March Issue 2018

By | Movies | Published 7 years ago

 

Producer/director Steven Spielberg’s latest film could not have been more appropriately timed given US President Trump’s battle royale with the free press. He is accusing every other channel of manufacturing “fake news” about him and his administration.

A historical-cum-political drama, The Post is based on real-life incidents within The Washington Post, when the daily newspaper pursued a Vietnam War cover-up that was first brought to the attention of the public in 1971 on the front page of The New York Times (NYT). Leaked by a whistleblower were highly classified war documents known as the Pentagon Papers that were traced back to four US administrations, from Dwight Eisenhower, Lyndon Johnson, John F. Kennedy to Richard Nixon.

The plot revolves around two characters: they are the socialite, newspaper heiress Katharine Graham (Meryl Streep), who was also the first woman publisher and owner of a major US newspaper, and her crusty, hard-boiled editor-in-chief, Ben Bradlee (Tom Hanks). Katharine inherited The Washington Post after the suicide of her legendary editor-husband, Philip Graham. Katherine’s father had bequeathed the paper to her husband, a sign of the times when women, not even daughters, were considered for heading business empires.

It takes the better part of an hour for the film to establish its key characters and the background of the plot. A small but pivotal part is that of the whistleblower, Dan Ellsberg (Matthew Rhys). As shown in the opening scenes of The Post, he was a State Department military analyst in 1966, visiting US troops in Vietnam, documenting US military activities for a study commissioned by Robert McNamara, the Secretary of Defense. Years later, as a civilian military contractor, Ellsberg decided to expose the closely guarded secrets of the Vietnam conflict (1955-1975), as the US continued to send troops to a war that led to the deaths of thousands of servicemen.

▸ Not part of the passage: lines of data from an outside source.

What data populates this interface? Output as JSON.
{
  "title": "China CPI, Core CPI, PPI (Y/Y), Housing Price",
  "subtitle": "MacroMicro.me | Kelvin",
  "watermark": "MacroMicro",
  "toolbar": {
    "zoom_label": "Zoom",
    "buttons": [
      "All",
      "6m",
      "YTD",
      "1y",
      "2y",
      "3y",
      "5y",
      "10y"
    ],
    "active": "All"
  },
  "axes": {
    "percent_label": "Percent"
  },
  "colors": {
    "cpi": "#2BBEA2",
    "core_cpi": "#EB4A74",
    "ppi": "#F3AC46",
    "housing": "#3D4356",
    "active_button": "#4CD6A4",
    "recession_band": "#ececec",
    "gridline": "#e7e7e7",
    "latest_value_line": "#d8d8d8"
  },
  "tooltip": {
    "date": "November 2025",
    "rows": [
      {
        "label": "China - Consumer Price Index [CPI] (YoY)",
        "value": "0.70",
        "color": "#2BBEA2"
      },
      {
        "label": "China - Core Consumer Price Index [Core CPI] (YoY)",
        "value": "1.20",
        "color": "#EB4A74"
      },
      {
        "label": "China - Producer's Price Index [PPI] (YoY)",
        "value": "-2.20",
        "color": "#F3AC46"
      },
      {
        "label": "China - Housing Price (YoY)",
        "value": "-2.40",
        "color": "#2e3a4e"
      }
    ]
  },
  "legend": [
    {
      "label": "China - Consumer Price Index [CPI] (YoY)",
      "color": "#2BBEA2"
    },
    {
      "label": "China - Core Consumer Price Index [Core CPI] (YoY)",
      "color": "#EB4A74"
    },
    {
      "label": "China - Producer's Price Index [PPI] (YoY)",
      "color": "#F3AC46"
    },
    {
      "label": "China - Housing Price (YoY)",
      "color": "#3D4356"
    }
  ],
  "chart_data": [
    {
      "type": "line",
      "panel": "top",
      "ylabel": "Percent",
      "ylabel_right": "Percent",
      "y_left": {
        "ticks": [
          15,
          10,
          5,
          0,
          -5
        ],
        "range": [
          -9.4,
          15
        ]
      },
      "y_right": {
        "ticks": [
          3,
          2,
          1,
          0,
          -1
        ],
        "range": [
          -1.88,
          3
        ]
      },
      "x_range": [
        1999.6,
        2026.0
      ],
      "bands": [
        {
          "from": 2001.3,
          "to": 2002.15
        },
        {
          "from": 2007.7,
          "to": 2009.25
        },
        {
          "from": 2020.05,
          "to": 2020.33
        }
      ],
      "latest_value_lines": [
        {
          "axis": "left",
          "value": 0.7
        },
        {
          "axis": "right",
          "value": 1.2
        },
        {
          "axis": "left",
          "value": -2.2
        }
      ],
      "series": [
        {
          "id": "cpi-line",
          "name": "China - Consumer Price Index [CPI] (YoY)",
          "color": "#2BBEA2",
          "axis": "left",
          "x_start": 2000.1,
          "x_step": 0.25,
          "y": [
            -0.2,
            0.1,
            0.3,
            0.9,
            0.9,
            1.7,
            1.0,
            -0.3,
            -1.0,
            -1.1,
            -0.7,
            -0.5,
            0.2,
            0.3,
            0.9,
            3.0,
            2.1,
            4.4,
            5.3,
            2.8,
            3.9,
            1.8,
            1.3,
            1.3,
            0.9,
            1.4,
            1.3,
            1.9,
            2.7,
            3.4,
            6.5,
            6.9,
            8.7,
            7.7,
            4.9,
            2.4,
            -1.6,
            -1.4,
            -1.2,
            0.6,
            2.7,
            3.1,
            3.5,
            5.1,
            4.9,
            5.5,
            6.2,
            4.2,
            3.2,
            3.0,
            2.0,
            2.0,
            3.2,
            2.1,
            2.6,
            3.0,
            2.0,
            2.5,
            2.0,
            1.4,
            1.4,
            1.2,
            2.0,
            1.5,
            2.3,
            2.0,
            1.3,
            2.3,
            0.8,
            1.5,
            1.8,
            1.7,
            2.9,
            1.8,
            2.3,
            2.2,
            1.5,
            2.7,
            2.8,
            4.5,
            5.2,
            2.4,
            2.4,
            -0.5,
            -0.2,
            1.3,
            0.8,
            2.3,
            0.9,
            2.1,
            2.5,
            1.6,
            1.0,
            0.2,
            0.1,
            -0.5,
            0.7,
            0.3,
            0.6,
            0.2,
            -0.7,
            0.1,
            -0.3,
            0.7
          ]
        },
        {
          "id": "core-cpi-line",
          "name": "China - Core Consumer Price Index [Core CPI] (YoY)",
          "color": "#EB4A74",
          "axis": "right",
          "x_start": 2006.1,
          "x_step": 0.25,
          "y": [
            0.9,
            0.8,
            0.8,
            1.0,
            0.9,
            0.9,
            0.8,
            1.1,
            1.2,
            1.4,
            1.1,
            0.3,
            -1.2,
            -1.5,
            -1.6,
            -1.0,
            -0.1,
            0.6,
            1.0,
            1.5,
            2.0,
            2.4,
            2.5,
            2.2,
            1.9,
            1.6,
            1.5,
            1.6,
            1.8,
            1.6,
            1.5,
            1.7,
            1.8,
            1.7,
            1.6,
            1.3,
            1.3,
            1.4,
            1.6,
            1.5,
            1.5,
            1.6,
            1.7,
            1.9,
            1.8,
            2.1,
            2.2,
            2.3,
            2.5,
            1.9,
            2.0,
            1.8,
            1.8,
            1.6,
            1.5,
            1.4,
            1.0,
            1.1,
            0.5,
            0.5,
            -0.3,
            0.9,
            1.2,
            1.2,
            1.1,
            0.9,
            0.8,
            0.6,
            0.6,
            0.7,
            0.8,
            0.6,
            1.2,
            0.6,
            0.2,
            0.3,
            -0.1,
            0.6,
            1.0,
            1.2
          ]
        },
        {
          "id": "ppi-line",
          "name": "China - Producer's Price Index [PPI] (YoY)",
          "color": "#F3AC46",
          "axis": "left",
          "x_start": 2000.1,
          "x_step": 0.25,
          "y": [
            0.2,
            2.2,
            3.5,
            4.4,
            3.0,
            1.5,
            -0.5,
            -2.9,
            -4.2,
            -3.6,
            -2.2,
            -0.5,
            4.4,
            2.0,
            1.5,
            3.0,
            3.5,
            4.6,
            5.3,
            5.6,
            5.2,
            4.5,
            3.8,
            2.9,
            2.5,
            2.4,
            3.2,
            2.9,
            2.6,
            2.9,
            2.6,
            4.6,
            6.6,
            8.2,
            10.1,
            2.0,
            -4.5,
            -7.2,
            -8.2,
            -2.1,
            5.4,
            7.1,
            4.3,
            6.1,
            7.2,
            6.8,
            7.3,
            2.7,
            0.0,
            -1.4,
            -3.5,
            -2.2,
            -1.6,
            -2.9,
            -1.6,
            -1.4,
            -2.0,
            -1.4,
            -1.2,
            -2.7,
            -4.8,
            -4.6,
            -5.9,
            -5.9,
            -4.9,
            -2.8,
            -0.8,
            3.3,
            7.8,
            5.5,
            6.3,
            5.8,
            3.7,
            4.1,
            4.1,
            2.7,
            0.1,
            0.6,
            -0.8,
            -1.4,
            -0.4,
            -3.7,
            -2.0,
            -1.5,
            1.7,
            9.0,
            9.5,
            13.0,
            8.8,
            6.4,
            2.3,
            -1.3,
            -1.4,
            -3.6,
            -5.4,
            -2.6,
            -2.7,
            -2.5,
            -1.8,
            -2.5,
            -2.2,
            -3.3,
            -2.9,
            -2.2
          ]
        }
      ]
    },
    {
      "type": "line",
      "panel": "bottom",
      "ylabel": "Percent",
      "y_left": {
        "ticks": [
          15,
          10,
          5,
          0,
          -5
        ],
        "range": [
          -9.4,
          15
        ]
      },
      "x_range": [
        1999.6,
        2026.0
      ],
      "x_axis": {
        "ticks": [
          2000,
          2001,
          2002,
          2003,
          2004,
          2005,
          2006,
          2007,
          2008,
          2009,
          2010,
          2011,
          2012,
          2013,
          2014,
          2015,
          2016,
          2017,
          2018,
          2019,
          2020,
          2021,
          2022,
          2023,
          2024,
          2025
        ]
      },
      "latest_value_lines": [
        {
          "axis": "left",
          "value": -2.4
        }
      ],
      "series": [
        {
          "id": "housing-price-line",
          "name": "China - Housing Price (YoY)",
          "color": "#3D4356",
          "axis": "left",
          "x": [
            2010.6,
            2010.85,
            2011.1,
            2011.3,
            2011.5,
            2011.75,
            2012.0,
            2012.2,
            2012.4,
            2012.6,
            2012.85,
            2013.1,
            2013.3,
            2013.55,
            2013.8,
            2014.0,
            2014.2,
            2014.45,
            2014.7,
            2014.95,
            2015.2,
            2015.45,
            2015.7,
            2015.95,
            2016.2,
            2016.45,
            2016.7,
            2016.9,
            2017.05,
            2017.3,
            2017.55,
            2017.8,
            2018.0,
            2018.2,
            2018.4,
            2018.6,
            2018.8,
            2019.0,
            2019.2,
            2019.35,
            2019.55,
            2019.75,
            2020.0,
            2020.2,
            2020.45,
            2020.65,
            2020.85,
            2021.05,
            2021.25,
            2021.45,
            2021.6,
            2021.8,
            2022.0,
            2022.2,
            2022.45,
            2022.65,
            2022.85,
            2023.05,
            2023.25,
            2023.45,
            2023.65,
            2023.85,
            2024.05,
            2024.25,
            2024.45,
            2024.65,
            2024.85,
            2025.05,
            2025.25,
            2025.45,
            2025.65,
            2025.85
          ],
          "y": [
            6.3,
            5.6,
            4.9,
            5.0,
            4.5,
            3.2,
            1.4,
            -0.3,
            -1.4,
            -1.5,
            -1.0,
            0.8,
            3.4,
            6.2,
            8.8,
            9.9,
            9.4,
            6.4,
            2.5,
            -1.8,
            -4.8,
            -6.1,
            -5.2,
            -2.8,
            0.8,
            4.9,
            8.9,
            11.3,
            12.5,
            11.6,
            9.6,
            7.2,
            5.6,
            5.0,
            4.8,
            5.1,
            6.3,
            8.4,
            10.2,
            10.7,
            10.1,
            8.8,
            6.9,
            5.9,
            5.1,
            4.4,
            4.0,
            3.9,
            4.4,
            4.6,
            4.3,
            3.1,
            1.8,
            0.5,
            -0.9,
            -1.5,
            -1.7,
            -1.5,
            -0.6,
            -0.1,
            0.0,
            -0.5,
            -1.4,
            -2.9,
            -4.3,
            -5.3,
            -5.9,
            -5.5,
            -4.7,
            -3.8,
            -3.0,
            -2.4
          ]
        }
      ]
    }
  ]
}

Another intriguing element in the initial part of the film is Bradlee’s sixth sense telling him that The NYT is sitting on a major story, and his only clue is that their rival newspaper’s ace reporter has not published an article in months. The plot thickens when The NYT drops the bombshell and their story on the Pentagon Papers becomes front-page breaking news. In its immediate aftermath, Nixon’s government has a court injunction issued against NYT, preventing publication of any other news pertaining to it.

However, Bradlee, with his hand-picked team of single-minded journalists, finally get their hands on the Pentagon Papers after one of them hunts down the source. They work feverishly on a breaking news story to catch up with The NYT. The final decision, however, rests with Katharine, as she tries to grapple with her differences with Bradlee, while consistently being overruled by an opinionated all-male board of directors and advisors, who consider her inept to take such critical decisions, and would rather avoid the ire of the Nixon government.

As Katherine Graham, Streep outshines Tom Hanks, whose acting is stilted. Far more challenging is Katharine’s character of a woman with doubts and a lack of confidence, who is trying to balance her long-standing relationships with friends in the government, while keeping her newspaper solvent. Streep takes audiences through Graham’s struggles with the toughest decisions of her life such as whether to uncover the long-term deception of the American public by its four successive governments — stories that would establish her newspaper as a major journalistic institution — or defer to The Washington Post lawyers’ warnings to refrain from publishing, rather than risk criminal charges including a violation of the Espionage Act. She took the plunge and emerged as the winner. Incidentally, subsequent events led the Post and NYT to combine forces and appear together before the US Supreme Court to plead their right to publish material on the Pentagon Papers under the First Amendment.

A first-time collaboration between Spielberg, Meryl Streep and Tom Hanks, The Post is being cited as one of the most important and relevant movies of recent times by film critics. Chosen by the National Board of Review as the best film of 2017 and listed among the top 10 films of the year by the American Film Institute and the Time, The Post has garnered countless other nominations including for the Best Picture and Best Actress (for Streep) for the 90th Academy Awards.

The writer is working with the Newsline as Assistant Editor, she is a documentary filmmaker and activist.